I have to say, post Flyvbjerg, my optimism about infrastructure has taken something of a knock. But as I brooded a bit, I'm not sure that everything Flyvbjerg said made total sense to me.
One thing that seemed a bit strange was that, if a high proportion of infrastructure budgets really do run well adrift of plan, why isn't there more of a political fuss? We've had a few projects go awry in New Zealand - the INCIS police computer system, the Novopay payroll system - and they've invariably been heavily picked over afterwards (both were subject to formal ministerial inquiries). Why, if they really do systematically go off the rails, aren't we seeing infrastructure projects in the dock every other day?
And I'm not sure why the project paymasters would keep getting gulled - you'd think they'd wise up, and that there'd be a kind of arms race to build ever stronger protection against ever more blatant puffery. At one institution I know, for example, projects needed to meet an internal rate of return target of 19% and a payback period of two years - ruled designed to filter out all but the strongest cases (though people still tried brazen reverse-engineering of project numbers to fit the criteria). The NZ Treasury's required 8% real rate of return is arguably a similar device.
And even if project promoters are gaming the system over and over, you'd think the best projects would still be the ones most easy to manipulate to show supersized net benefits, and it could well be that even though they didn't live up to the hype, they were still well worth doing.
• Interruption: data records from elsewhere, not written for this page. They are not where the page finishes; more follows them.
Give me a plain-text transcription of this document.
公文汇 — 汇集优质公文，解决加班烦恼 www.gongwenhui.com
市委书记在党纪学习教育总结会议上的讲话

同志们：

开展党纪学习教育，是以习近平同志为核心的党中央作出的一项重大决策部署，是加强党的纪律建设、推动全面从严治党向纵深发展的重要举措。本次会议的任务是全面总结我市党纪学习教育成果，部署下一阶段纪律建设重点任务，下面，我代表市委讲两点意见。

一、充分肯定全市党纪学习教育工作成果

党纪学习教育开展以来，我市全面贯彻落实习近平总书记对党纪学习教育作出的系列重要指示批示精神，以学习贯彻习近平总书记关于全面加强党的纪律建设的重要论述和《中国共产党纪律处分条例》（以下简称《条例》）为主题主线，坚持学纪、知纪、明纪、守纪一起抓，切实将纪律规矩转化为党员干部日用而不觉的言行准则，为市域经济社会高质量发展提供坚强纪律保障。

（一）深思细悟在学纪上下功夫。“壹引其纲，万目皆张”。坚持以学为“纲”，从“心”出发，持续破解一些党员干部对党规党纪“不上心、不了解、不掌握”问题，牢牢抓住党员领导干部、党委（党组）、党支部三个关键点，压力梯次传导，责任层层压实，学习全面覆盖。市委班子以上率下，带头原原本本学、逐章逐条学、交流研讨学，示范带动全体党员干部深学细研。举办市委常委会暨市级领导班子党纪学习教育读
The metric of success Flyvbjerg uses (actual versus expected usage) is only a partial view of overall value: what if a new road was underutilised relative to forecast, but was used enough to relieve a major bottleneck on a big highway? What if (like the Auckland Harbour Bridge) it unleashed a whole new avenue of development wholly outside the original cost-benefit calculus?
All that said, Flyvbjerg's general point must surely be right: people need to be realists about the often exaggerated anticipated benefits from infrastructure. But my point about unanticipated benefits in at least some cases must surely be right, too: who'd have thought, for example, that the Plain Old Telephone Service ('POTS') carrying voice over copper wires would end up supporting ADSL and VDSL speed broadband?
The reality is that every infrastructure investment, like any other investment, extinguishes some previous options, and creates new ones, and we may not even know what some of those options are, let alone their value, until after the event (maybe long after, as with the Harbour Bridge). As I said in the original post, "That doesn't mean that every social planner should have free rein to add on arbitrary benefits on a "build it and they will come" basis". Investment is an experiment, with uncertain results: there will be losers (and probably more losers than I previously thought), but if you make an over-cautious number of experiments, you'll also truncate your chances of the unanticipated payoffs.